Now, combination drug treatments have turned HIV into a long-term infection that you can manage, even if HIV has progressed to AIDS. At the end of 2017, about 37 million people in the world were living with HIV, including about 2 million kids. About 22 million of these persons were receiving these life-saving treatments. When you work closely with your doctors and stick to your treatment plan, you can live a long time and expect a near normal life expectancy.

It can take HIV many years to damage your immune system enough to make you vulnerable to certain diseases, such as a form of skin cancer called Kaposi's sarcoma. These other "opportunistic infections" are signs that you have AIDS, since people with healthy immune systems rarely get them. The HIV treatments, if taken early, can prevent progression to AIDS.
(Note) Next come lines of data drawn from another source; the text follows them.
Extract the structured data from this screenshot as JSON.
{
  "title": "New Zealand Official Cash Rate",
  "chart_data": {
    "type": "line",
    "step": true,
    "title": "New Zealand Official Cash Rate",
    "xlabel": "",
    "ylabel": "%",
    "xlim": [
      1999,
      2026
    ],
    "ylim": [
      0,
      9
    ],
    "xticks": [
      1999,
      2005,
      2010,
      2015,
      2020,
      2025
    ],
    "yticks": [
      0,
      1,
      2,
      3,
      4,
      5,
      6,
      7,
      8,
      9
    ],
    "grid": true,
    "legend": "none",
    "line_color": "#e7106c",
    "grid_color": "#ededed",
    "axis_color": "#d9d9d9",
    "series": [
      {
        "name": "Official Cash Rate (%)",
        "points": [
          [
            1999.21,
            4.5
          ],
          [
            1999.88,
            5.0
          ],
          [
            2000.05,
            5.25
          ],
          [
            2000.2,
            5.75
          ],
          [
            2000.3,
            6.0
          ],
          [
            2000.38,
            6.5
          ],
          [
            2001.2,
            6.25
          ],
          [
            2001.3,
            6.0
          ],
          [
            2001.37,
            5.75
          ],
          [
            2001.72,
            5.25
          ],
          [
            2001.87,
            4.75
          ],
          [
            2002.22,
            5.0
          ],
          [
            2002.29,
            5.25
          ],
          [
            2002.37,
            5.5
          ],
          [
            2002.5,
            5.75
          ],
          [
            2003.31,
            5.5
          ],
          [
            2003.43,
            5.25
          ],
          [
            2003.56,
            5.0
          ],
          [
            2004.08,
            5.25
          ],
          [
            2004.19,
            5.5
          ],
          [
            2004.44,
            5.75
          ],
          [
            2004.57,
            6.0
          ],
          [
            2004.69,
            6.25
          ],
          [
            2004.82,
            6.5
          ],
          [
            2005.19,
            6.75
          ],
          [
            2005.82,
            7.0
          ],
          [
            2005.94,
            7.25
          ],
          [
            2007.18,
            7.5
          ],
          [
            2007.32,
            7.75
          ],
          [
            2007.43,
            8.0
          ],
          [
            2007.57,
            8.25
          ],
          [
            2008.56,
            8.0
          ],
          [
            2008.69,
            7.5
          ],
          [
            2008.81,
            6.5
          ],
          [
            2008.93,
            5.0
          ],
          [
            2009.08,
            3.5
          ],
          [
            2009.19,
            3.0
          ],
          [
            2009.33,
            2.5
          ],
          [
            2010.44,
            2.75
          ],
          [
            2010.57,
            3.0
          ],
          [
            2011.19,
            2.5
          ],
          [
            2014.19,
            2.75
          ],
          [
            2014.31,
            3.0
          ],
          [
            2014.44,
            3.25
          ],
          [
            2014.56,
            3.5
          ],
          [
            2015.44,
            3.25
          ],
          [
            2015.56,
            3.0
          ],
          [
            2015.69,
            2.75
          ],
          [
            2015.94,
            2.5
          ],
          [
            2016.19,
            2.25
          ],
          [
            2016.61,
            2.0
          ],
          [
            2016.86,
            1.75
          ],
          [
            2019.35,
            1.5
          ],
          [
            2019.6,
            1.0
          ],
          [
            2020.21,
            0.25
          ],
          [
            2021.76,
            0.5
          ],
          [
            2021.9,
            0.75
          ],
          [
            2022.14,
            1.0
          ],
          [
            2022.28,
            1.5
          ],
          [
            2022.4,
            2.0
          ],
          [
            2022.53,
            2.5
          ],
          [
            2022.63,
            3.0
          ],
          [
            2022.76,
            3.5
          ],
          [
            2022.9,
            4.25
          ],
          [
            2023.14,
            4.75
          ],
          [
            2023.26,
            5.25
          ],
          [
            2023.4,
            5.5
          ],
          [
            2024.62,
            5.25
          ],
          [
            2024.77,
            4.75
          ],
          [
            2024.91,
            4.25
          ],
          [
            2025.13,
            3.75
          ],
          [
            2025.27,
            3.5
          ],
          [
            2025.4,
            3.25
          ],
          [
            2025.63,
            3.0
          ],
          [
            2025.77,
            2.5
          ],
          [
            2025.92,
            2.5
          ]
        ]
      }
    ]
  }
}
Because there are drugs you can take for it, some groups of people believe they don't have to be worried about HIV anymore, even though they're more likely to get the virus. But treatments don't change the fact that HIV is a potentially life-threatening illness.

HIV and AIDS medications can be expensive. Despite successful programs to treat people with HIV in resource-limited countries, many people in the world living with the virus and its complications still have a hard time getting the medicine they need.